A professora Margarida Machado, da Faculdade de Educação da Universidade Federal de Goiás (FE/UFG), com base na pesquisa, aponta que o analfabetismo funcional não impede a inserção das pessoas no mercado de trabalho, mas limita sua inclusão social e o seu acesso à informação. “Isso com certeza faz falta. Agora, a gente tem que lembrar que essas pessoas chegam à vida adulta com outros conhecimentos. A falta que faz é de fato lidar com o mundo que é letrado, com os desafios do letramento, que hoje não é só o letramento em termos de acesso à escrita, à leitura, mas é também o letramento digital. Então, todas essas necessidades que a sociedade coloca para um cidadão hoje, a pessoa que não tem o domínio, ela vai ter dificuldades de se sair [bem]”.

Machado lembra que a educação é um desafio histórico brasileiro: 68 milhões de trabalhadores adultos não concluíram os estudos. Sem políticas públicas transversais, argumenta, o problema persistirá: “políticas de saúde, políticas sociais de assistência, de acompanhamento e a necessidade, principalmente das camadas mais populares, são fundamentais. Sem uma ponte como essa rede de apoio, inviabiliza o retorno dos trabalhadores para a escola”.

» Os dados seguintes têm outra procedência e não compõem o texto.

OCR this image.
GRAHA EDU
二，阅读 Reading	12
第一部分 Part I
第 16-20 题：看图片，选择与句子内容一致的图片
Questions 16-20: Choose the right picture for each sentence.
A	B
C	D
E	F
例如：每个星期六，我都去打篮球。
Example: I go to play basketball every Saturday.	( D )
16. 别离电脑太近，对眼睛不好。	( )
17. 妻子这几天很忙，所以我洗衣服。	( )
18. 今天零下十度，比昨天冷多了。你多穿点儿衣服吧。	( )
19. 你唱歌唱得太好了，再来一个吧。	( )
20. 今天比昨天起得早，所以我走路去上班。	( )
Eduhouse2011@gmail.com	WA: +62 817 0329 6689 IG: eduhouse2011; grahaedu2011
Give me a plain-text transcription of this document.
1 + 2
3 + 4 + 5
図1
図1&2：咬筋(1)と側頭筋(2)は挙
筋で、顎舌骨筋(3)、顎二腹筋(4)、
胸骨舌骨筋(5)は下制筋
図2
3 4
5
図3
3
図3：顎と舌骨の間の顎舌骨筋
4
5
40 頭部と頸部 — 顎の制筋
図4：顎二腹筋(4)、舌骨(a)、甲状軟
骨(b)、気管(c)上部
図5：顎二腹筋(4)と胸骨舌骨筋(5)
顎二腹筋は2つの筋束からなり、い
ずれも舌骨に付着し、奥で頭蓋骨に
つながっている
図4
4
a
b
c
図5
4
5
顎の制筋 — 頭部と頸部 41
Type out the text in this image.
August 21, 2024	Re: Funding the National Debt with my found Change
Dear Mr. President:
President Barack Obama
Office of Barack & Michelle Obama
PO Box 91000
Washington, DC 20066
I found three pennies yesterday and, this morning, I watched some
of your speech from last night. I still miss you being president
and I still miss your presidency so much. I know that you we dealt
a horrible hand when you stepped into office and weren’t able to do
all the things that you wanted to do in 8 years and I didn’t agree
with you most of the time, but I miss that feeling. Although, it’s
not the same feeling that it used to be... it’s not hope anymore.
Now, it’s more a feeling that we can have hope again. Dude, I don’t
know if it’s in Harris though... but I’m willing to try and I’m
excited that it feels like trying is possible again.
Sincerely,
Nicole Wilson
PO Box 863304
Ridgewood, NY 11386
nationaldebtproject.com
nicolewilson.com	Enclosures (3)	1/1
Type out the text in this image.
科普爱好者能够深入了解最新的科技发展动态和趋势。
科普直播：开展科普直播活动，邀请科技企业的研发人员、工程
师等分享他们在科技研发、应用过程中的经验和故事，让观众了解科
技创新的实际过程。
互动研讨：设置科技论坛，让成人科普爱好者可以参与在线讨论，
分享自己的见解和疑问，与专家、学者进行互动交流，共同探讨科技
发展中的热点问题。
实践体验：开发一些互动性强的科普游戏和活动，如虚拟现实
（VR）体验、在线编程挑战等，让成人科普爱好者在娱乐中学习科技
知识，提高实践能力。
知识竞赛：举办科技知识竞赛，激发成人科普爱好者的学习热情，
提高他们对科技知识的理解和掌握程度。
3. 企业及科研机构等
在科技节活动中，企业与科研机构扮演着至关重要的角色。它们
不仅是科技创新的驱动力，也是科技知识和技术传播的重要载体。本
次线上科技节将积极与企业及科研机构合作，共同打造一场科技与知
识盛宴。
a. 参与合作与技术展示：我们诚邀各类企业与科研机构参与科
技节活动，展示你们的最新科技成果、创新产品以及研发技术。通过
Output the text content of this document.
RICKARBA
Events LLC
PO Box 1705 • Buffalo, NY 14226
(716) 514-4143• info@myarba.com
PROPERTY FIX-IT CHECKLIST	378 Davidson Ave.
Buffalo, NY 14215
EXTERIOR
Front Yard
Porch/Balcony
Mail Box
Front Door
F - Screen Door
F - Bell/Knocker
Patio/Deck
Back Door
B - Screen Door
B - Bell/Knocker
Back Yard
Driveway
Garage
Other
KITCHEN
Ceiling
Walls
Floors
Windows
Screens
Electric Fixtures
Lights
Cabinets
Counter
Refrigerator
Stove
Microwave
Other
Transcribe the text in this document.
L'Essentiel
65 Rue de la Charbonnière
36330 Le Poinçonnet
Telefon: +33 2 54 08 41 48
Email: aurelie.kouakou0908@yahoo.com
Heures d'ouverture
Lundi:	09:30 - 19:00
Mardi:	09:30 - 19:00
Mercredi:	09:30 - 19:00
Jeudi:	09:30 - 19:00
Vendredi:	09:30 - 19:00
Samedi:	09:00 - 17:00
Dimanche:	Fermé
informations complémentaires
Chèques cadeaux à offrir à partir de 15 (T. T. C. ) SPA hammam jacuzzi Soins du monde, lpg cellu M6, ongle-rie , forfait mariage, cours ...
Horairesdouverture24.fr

Para além do letramento convencional, a educadora argumenta que a inclusão digital também é importante e deve ser pensada em políticas públicas transversais: “é fundamental, por exemplo, que as ações do Ministério da Educação dialoguem com o Ministério do Trabalho e com o Ministério da Ciência e Tecnologia, porque hoje cada vez mais a gente está vendo a população não só jovem como também adulta, trabalhadora, mas todos nós, submetidos a muitos desafios em relação à tecnologia, e para isso tem que ter conhecimento. São instrumentos cada vez mais informatizados, para os quais não basta por o celular na mão: o trabalhador tem que lidar com ele e ao mesmo tempo saber o que está fazendo. Não se trata de uma ação operacional pura e simplesmente”.

Resgate da cidadania
Para contornar esta realidade, o Governo de Goiás criou em 2019 o programa Alfabetização e Família, voltado especificamente para o letramento e inclusão social de jovens e adultos. O programa tem como objetivo atender 10 mil pessoas até o final de 2026. Entre 2019 e 2024, foram formados cerca de 6.711 alunos, segundo dados da Secretaria de Educação do Estado de Goiás (Seduc). A concepção do programa foi fundamentada em dados do Índice Multidimensional de Carência Familiar (IMCF/2019), que identificaram os municípios com maior vulnerabilidade educacional. Segundo o Instituto Mauro Borges (IMB), aproximadamente 393 mil jovens e adultos no estado apresentavam defasagem nas habilidades básicas de leitura e escrita.

Os resultados do programa são expressivos segundo a Pesquisa Nacional por Amostra de Domicílios de 2023: a taxa de analfabetismo entre jovens e adultos em Goiás caiu de 5,9% em 2016 para 4% em 2023, representando uma redução de 32,2%. “Você devolve a essas pessoas seus direitos: de escrever o próprio nome, de ir ao banco, de resolver sua vida. Isso resgata a cidadania das pessoas”, explica Istela Regina, responsável pelo setor de Educação para Jovens e Adultos da Seduc.